Symptoms of monkeypox are quite severe: “It’s become very real, very quickly”

 Symptoms of monkeypox are quite severe: “It’s become very real, very quickly”

Photo courtesy of Matt Ford

“It’s become very real, very quickly.”

Matt Ford, 30, was only dimly aware of monkeypox, a viral illness that wasn’t really discussed in the United States until this year, until Friday, June 17.

Ford was aware that cases of monkeypox were spreading across the nation at the time, but he never considered if he or anybody he knew would be impacted. But on June 17, Ford received a call from a friend who was suffering from monkeypox, and he found that he had most likely come into contact with the illness through skin-to-skin contact.

Ford later found he had monkeypox after testing positive, and she has since used Twitter and TikTok to warn others about how dangerous the illness can be. Read Ford’s account below, as told to Melissa Matthews, associate director of health at SELF. The interview has been condensed and edited for clarity.

Initially, I was in shock when I got off the phone. I knew monkeypox was happening in the world, but that was the first time I heard of anyone I knew coming into contact with it. My first thought was, Crap, I’m supposed to go to New York for Pride the following weekend; if I have monkeypox, this is going to derail weeks of my life.

I got off the phone and did a full-body scan, noticing some spots in the underwear zone. They looked exactly like the pictures of monkeypox on the Centers for Disease Control and Prevention (CDC) website. They resemble pimples or ingrown hairs at first, but the spots looked just different enough that I knew they weren’t pimples.

That night I started researching symptoms hoping that my case wouldn’t be so bad. But starting the next day, I began having intense flu-like symptoms that included a fever, full-body chills, and a cough. The California Department of Public Health called me that Saturday and started collecting a lot of information about me.

They asked about the specifics of how I could have been exposed, and if I could have exposed anyone else. They wanted to know if I had traveled recently. From that day on, a nurse called me daily to ask about my symptoms. But I wasn’t given any advice on how to actually manage my symptoms.

Things really ramped up over that weekend. I was sweating a bunch to the point where my sheets were soaked. The spots started appearing on other parts of my body, including my face. I had a virtual consultation with my doctor’s office that weekend and went for an in-person check-up on Monday.

The office took an abundance of caution when I came in. I was asked to enter through a back entrance, and the doctor was in full COVID-19-style protective gear. She wore a full gown with a plastic covering over it, a mask, protective eyewear, and gloves. The doctor looked at my spots visually, asked about my symptoms, and took swabs from two different areas.

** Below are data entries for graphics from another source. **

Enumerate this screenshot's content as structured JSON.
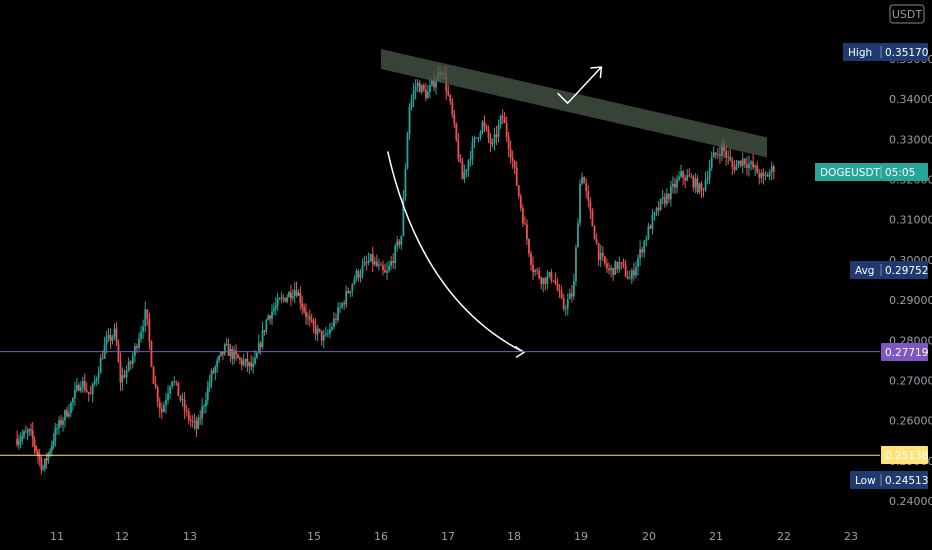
{
  "currency_badge": "USDT",
  "colors": {
    "background": "#000000",
    "up": "#26a69a",
    "down": "#ef5350",
    "purple_line": "#7e57c2",
    "yellow_line": "#ffe27a",
    "trend_band": "#4a5a48",
    "tag_blue": "#1e3a6e",
    "tag_teal": "#26a69a"
  },
  "chart_data": {
    "type": "candlestick",
    "symbol": "DOGEUSDT",
    "countdown": "05:05",
    "ylim": [
      0.235,
      0.362
    ],
    "y_ticks": [
      "0.24000",
      "0.25000",
      "0.26000",
      "0.27000",
      "0.28000",
      "0.29000",
      "0.30000",
      "0.31000",
      "0.32000",
      "0.33000",
      "0.34000",
      "0.35000"
    ],
    "x_ticks": [
      "11",
      "12",
      "13",
      "15",
      "16",
      "17",
      "18",
      "19",
      "20",
      "21",
      "22",
      "23"
    ],
    "x_tick_days": [
      11,
      12,
      13,
      15,
      16,
      17,
      18,
      19,
      20,
      21,
      22,
      23
    ],
    "x_day_offset": {
      "comment_free": true
    },
    "price_anchors": [
      [
        10.0,
        0.2555
      ],
      [
        10.3,
        0.257
      ],
      [
        10.6,
        0.248
      ],
      [
        10.9,
        0.2575
      ],
      [
        11.2,
        0.264
      ],
      [
        11.4,
        0.27
      ],
      [
        11.6,
        0.266
      ],
      [
        11.9,
        0.279
      ],
      [
        12.1,
        0.282
      ],
      [
        12.2,
        0.27
      ],
      [
        12.4,
        0.274
      ],
      [
        12.7,
        0.287
      ],
      [
        12.85,
        0.27
      ],
      [
        13.0,
        0.262
      ],
      [
        13.2,
        0.271
      ],
      [
        13.5,
        0.261
      ],
      [
        13.7,
        0.258
      ],
      [
        14.0,
        0.271
      ],
      [
        14.3,
        0.278
      ],
      [
        14.6,
        0.275
      ],
      [
        14.9,
        0.273
      ],
      [
        15.2,
        0.286
      ],
      [
        15.5,
        0.29
      ],
      [
        15.8,
        0.293
      ],
      [
        16.1,
        0.284
      ],
      [
        16.4,
        0.28
      ],
      [
        16.7,
        0.288
      ],
      [
        17.0,
        0.296
      ],
      [
        17.3,
        0.3
      ],
      [
        17.6,
        0.296
      ],
      [
        17.9,
        0.306
      ],
      [
        18.05,
        0.338
      ],
      [
        18.2,
        0.344
      ],
      [
        18.4,
        0.341
      ],
      [
        18.7,
        0.348
      ],
      [
        18.9,
        0.336
      ],
      [
        19.1,
        0.32
      ],
      [
        19.3,
        0.328
      ],
      [
        19.5,
        0.334
      ],
      [
        19.7,
        0.328
      ],
      [
        19.9,
        0.336
      ],
      [
        20.1,
        0.325
      ],
      [
        20.3,
        0.311
      ],
      [
        20.5,
        0.298
      ],
      [
        20.7,
        0.295
      ],
      [
        20.9,
        0.296
      ],
      [
        21.1,
        0.288
      ],
      [
        21.3,
        0.292
      ],
      [
        21.45,
        0.323
      ],
      [
        21.6,
        0.313
      ],
      [
        21.8,
        0.301
      ],
      [
        22.0,
        0.297
      ],
      [
        22.2,
        0.299
      ],
      [
        22.4,
        0.295
      ],
      [
        22.6,
        0.302
      ],
      [
        22.8,
        0.309
      ],
      [
        23.0,
        0.314
      ],
      [
        23.2,
        0.317
      ],
      [
        23.4,
        0.321
      ],
      [
        23.6,
        0.32
      ],
      [
        23.8,
        0.317
      ],
      [
        24.0,
        0.325
      ],
      [
        24.2,
        0.328
      ],
      [
        24.4,
        0.323
      ],
      [
        24.6,
        0.325
      ],
      [
        24.8,
        0.323
      ],
      [
        25.0,
        0.32
      ],
      [
        25.2,
        0.323
      ]
    ],
    "trend_band": {
      "start": [
        16.0,
        0.35
      ],
      "end": [
        21.75,
        0.328
      ],
      "thickness": 0.005
    },
    "curve_arrow": {
      "from": [
        16.1,
        0.327
      ],
      "ctrl": [
        16.6,
        0.29
      ],
      "to": [
        18.15,
        0.277
      ]
    },
    "breakout_arrow": {
      "from": [
        18.8,
        0.339
      ],
      "to": [
        19.3,
        0.348
      ]
    },
    "levels": [
      {
        "name": "High",
        "value": "0.35170",
        "color": "#1e3a6e",
        "line": false
      },
      {
        "name": "DOGEUSDT",
        "value": "05:05",
        "price": 0.3218,
        "color": "#26a69a",
        "line": false
      },
      {
        "name": "Avg",
        "value": "0.29752",
        "color": "#1e3a6e",
        "line": false
      },
      {
        "name": "",
        "value": "0.27719",
        "price": 0.27719,
        "color": "#7e57c2",
        "line": true
      },
      {
        "name": "",
        "value": "0.25138",
        "price": 0.25138,
        "color": "#ffe27a",
        "line": true
      },
      {
        "name": "Low",
        "value": "0.24513",
        "color": "#1e3a6e",
        "line": false
      }
    ]
  }
}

At the time, I wasn’t in a bunch of pain yet, so I was advised to just take over-the-counter pain medication. There wasn’t a lot of information given, and I remember the general vibe being, “We’re finding out about this at the same time you are.”

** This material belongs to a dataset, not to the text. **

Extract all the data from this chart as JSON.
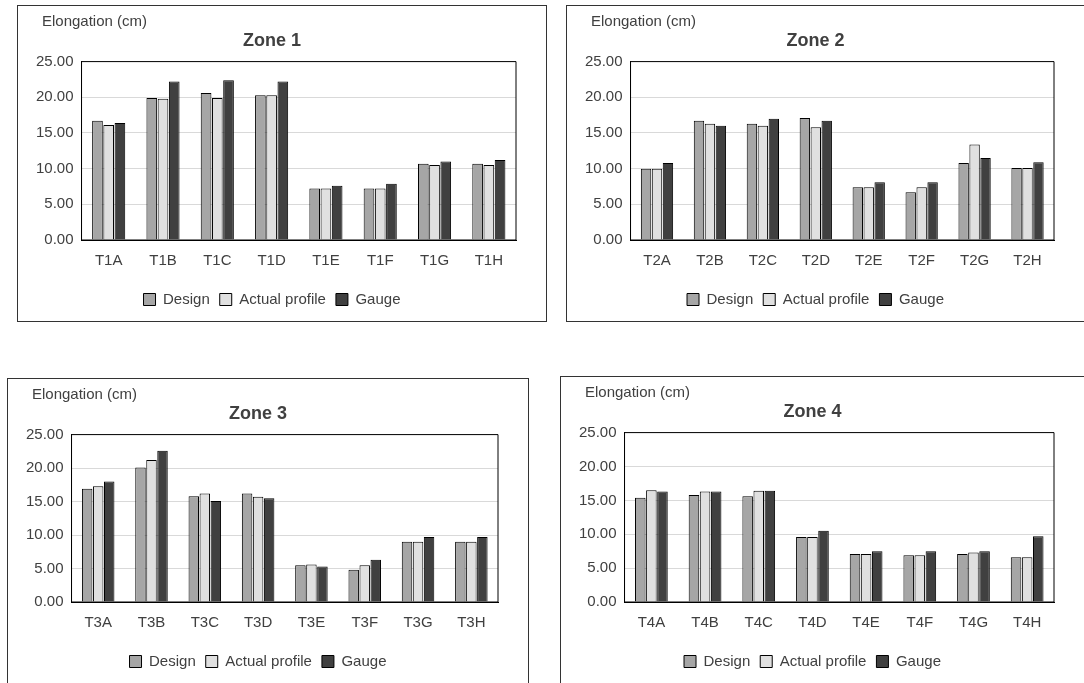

My symptoms quickly progressed after I left the doctor’s office. Between that Monday night and Thursday, June 23, the lesions in my sensitive areas and underwear zone became really painful to the point where I couldn’t sleep.

I’d describe the sensation as a dull, chronic pain that became jolts of intense pain if I moved the wrong way. I am not sure I’ve experienced anything quite like it. The spots that continue to appear in places outside of the initially infected area aren’t painful—I’d describe them as more irritable and itchy.

On June 23, I went back to the doctor’s office and was prescribed narcotic painkillers to help me sleep in addition to another oral medication to help with the itching. The doctor also recommended using Vaseline on any really painful lesions, which actually proved to be pretty helpful.

A few days after my first doctor’s appointment, I received my positive monkeypox test results and a letter from the department of health in the mail informing me to isolate myself. The letter said I have to isolate until I am recovered, which is defined as having every single spot scabbed over and healed, so I only have fresh, healthy skin underneath. Now, 13 days after my friend called me to tell me I was exposed, I feel almost completely back to normal.

The flu-like symptoms are completely gone, and I’m just dealing with the spots now. Thankfully most of the spots have already become pustules and scabbed over. It seems like I’m on the tail end of things now, but even in the last few days, I have had new spots pop up. In total, I counted more than 25 lesions all over my body.

Since I spoke out about having monkeypox, a lot of my friends messaged me saying they had it too. It’s become very real, very quickly, in my various networks. To people who don’t take this seriously, I get it. I used to be like you too, but my views have changed immensely.

You absolutely do not want this. Even a mild case is super disruptive. I’m urging people to take this seriously and to get vaccinated if they can. In the meantime, try to be cautious about who you have prolonged skin-to-skin or face-to-face contact with, but also know that there is no reason to feel shame if you get monkeypox. You haven’t done anything wrong by getting this.